As a first check, the two graphs must have the same number of edges and vertices, i.e.

\[|E| = |E'| \qquad\text{and}\qquad |V| = |V'|,\]

otherwise they would clearly not be isomorphic.
If $G$ and $H$ are indeed isomorphic then a possible certificate can be given as a renaming map that tells us how to match/pair the vertices of the two graphs.

For example, the top-left star graph below can be morphed into the bottom-right pentagon graph as follows:

The renaming map of the vertices is given by:

\[\begin{array}{rcl} a_1 &\mapsto& b_1 \\ a_2 &\mapsto& b_4 \\ a_3 &\mapsto& b_2 \\ a_4 &\mapsto& b_5 \\ a_5 &\mapsto& b_3 \\ \end{array}\]
Given such a certificate, we then have to check that the edges for each pair of vertices match.
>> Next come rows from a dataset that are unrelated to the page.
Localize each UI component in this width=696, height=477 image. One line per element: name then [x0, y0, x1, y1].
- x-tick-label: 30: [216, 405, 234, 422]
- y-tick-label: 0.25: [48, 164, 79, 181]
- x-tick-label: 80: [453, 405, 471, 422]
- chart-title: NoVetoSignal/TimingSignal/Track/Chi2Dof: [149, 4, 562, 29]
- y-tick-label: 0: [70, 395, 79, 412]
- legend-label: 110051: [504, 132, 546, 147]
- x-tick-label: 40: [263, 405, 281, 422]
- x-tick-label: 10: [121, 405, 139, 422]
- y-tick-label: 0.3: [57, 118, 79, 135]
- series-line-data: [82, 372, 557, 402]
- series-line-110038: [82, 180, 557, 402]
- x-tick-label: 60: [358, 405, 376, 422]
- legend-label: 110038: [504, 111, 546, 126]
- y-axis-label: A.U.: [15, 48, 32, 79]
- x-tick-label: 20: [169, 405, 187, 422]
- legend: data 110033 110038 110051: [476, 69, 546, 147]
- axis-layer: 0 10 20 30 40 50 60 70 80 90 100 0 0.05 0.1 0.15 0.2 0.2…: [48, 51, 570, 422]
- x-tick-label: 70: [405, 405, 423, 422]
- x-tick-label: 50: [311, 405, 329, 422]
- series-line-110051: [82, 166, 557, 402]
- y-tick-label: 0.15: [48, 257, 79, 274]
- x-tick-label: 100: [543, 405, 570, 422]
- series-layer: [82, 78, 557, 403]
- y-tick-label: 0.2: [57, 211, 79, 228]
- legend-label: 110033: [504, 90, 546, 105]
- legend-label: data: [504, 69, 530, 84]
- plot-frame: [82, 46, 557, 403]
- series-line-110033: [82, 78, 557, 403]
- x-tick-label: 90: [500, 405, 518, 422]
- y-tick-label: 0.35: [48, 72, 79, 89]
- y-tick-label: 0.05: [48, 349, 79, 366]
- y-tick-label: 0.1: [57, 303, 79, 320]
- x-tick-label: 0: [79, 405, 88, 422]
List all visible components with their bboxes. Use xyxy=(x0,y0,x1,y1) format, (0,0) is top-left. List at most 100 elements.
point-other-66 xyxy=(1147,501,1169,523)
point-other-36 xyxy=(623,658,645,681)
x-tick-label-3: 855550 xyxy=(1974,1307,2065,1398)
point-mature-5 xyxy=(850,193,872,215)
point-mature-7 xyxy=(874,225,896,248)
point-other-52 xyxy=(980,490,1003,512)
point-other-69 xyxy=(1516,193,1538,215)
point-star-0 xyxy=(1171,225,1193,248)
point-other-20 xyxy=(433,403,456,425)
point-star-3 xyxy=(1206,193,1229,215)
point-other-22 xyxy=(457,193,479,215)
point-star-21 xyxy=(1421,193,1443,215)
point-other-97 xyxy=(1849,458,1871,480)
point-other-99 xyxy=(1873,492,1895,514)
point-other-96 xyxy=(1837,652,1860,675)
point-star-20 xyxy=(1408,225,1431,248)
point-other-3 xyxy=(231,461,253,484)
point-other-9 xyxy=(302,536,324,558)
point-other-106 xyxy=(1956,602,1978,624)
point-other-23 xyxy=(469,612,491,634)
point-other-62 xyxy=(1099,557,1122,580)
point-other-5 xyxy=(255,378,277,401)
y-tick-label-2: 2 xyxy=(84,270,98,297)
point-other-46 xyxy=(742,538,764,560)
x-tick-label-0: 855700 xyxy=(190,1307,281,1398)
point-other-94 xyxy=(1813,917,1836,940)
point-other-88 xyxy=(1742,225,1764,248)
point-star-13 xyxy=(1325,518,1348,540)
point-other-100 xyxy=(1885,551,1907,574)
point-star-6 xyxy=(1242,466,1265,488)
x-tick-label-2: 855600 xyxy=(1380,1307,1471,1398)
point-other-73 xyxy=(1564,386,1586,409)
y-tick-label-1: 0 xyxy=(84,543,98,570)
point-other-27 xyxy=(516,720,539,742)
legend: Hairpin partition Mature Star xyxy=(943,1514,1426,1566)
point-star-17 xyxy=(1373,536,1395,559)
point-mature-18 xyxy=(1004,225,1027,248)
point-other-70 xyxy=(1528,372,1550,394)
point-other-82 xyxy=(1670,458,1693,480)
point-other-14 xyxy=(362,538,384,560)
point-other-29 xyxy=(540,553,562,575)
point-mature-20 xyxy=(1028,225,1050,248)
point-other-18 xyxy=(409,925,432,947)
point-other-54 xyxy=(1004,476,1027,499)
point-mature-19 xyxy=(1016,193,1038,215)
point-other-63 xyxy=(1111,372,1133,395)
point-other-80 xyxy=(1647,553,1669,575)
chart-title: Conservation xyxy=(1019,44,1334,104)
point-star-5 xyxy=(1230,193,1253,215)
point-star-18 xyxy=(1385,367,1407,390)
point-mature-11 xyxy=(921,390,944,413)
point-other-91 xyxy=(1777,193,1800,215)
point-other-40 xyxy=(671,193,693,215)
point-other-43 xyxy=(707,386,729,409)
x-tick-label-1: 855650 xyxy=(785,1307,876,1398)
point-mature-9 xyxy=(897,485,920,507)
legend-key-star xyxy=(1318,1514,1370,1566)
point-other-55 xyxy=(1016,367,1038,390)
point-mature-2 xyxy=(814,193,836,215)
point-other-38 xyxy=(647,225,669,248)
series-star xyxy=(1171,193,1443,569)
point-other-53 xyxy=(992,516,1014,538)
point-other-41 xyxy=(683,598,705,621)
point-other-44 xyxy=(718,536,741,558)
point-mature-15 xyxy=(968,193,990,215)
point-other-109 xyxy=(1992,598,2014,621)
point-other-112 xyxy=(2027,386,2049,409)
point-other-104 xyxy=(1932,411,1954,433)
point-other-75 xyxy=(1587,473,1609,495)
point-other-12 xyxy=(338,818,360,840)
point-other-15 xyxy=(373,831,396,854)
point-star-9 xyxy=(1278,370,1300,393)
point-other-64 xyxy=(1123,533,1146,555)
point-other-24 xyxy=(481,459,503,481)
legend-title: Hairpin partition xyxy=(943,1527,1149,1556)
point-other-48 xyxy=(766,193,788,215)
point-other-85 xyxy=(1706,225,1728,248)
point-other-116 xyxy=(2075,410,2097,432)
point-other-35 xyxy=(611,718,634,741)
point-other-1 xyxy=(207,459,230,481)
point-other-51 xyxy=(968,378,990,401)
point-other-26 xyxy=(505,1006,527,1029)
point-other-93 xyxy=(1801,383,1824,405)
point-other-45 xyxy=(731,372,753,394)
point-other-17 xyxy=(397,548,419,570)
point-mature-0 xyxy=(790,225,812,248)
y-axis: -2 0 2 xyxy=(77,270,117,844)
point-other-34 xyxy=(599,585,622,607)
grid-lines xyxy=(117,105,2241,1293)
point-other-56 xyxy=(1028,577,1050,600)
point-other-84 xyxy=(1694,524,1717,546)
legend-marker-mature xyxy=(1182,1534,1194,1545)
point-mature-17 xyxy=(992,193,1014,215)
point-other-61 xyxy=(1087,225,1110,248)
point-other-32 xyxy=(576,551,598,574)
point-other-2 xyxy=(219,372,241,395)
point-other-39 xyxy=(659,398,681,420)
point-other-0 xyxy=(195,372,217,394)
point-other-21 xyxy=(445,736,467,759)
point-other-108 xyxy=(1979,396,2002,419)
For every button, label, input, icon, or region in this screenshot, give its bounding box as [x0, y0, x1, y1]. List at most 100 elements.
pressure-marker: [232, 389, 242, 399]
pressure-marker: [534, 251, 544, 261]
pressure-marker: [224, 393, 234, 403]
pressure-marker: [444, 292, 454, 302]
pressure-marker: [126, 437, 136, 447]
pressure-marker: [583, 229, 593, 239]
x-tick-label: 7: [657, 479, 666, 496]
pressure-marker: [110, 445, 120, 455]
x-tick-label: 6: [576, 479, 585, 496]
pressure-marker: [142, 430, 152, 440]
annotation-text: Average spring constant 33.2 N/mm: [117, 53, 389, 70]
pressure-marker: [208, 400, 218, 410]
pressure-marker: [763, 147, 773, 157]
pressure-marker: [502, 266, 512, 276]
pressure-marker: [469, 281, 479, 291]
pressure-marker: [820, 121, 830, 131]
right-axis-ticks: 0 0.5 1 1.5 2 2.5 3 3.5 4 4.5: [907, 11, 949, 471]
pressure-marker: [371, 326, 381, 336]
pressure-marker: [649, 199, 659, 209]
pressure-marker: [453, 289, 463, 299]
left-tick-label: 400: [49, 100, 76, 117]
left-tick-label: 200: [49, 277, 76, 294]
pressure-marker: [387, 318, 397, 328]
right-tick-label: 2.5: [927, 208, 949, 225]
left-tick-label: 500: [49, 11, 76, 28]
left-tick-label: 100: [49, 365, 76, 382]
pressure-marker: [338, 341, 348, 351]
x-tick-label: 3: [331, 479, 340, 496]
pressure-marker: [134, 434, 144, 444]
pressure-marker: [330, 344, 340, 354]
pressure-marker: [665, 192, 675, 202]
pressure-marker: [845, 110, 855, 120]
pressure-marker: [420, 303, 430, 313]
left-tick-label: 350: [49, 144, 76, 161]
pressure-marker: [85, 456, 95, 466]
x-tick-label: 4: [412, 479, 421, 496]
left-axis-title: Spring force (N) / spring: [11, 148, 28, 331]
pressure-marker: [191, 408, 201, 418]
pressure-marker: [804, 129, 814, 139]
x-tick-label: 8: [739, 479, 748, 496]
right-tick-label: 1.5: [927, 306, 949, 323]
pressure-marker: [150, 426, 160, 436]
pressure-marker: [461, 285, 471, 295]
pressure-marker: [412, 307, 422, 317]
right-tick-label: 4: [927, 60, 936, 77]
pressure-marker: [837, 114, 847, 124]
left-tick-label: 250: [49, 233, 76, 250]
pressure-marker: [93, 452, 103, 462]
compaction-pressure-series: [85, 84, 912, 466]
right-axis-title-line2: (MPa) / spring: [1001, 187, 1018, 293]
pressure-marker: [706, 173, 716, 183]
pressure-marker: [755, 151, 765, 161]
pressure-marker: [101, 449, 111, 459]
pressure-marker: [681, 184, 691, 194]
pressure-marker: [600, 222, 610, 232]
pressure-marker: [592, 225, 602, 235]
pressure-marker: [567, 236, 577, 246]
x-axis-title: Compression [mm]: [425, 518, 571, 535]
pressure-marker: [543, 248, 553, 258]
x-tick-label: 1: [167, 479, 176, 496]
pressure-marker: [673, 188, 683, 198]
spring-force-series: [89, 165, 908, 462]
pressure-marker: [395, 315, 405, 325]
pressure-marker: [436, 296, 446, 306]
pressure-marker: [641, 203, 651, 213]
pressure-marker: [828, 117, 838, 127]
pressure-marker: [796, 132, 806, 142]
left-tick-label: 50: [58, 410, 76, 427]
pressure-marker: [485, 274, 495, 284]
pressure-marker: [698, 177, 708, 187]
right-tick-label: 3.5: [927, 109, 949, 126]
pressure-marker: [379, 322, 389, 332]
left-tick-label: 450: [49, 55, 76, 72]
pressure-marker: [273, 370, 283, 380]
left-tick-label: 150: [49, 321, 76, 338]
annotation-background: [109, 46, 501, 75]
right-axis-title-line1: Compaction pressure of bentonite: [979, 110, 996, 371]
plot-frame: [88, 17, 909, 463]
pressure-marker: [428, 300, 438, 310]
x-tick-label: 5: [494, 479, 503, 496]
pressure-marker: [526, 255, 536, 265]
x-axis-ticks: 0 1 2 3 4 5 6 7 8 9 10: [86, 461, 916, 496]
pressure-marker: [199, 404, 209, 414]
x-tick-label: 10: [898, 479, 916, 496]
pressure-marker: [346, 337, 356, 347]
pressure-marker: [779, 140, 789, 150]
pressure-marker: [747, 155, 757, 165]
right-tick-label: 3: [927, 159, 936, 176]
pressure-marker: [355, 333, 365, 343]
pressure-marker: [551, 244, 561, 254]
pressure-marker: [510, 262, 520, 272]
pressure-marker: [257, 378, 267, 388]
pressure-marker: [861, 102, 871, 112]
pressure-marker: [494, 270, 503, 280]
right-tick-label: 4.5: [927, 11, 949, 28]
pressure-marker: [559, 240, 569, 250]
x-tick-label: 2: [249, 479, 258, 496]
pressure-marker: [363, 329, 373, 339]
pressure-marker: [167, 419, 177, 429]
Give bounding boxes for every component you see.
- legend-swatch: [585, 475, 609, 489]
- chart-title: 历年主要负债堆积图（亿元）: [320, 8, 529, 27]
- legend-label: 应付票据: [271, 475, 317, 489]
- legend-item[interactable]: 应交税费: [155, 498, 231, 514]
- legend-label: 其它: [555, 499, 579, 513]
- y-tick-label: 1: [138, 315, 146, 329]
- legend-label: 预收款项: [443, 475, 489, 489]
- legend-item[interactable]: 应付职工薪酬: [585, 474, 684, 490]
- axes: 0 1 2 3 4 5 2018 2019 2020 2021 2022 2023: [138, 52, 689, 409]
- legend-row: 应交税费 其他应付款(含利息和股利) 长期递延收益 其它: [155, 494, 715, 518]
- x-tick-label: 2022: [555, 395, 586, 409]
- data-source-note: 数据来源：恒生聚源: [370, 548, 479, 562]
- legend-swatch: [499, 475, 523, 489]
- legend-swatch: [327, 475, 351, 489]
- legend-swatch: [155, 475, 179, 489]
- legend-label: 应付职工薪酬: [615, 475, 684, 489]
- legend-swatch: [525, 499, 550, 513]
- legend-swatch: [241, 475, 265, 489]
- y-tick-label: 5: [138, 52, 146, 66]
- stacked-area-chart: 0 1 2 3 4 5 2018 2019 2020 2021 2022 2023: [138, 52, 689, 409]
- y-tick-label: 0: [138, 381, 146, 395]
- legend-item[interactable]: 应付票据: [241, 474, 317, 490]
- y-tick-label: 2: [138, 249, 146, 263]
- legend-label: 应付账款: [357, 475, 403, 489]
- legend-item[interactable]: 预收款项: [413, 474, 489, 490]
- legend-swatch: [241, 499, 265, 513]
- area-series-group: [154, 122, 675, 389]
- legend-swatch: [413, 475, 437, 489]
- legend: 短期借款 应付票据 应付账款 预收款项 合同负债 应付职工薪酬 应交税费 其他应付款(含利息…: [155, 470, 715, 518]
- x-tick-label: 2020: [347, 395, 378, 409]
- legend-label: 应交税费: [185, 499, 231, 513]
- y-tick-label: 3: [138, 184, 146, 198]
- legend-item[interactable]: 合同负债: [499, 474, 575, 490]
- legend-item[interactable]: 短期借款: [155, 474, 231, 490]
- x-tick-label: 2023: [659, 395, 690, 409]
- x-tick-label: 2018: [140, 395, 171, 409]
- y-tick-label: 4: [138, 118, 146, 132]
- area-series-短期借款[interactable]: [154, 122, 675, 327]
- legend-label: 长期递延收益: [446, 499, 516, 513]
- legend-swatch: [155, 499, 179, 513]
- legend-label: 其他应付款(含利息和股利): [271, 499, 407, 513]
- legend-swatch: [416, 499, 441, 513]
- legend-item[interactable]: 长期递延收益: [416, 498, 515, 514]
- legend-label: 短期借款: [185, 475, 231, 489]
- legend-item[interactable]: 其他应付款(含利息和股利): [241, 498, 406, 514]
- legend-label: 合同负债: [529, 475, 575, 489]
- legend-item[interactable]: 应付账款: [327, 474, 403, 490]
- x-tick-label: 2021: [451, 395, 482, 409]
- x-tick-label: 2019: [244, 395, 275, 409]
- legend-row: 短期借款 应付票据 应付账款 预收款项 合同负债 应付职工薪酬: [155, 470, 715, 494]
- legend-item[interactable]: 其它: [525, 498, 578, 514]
That is to say: if the vertices $a_i,a_j\in V$ have an edge between them, then their corresponding vertices $b_k,b_\ell\in V'$ must also have an edge between them.

You may think that we ought to also check that if $a_i$ and $a_j$ are not connected then $b_k$ and $b_\ell$ are not either, but it is not needed because: $|E|=|E'|$ implies that the previous check is sufficient. (Convince yourself!)

Let $v$ be a given bijective map between the vertex sets $V$ and $V'$. Then we require the following map between $E$ and $E'$ to also be bijective:

\[\underbrace{(a_i,a_j)}_\text{Edge from $E$} \xmapsto{\hspace{1cm}} \quad \underbrace{(b_k, b_\ell)}_\text{Edge from $E'$} = \quad \Big(\underbrace{v(a_i)}_{b_k}, \underbrace{v(a_j)}_{b_\ell}\Big). % \qquad\text{for all edges $(a,b)\in E$.}\]
Let us now estimate the cost of these checks, assuming that the various properties of the graphs are efficiently implemented.
- The first check about the sizes can be done in time $O(1)$.
- To check the validity of the edges:
  
  (1) we iterate over each edge $(a_i,a_j)\in E$,
  
  (2) we map it to $(b_k, b_\ell)=(v(a_i), v(a_j))$,
  
  (3) and then check that this is indeed in $E'$.
  
  This costs:
  
  \[|E|\times\Big(\underbrace{2\times O(1)}_\text{for $v(a_i), v(a_j)$} + \underbrace{O(\log |E'|)}_\text{Binary search in $E'$}\Big) = O(|E|\cdot\log |E|),\]
  
  because $|E|=|E'|$.
  
  (You may find it useful to study the table at: https://en.wikipedia.org/wiki/Big_O_notation#Orders_of_common_functions)
We conclude that the total cost is $O(1)+O(|E|\cdot\log |E|) = O(|E|\log |E|)$, which is polynomial as required.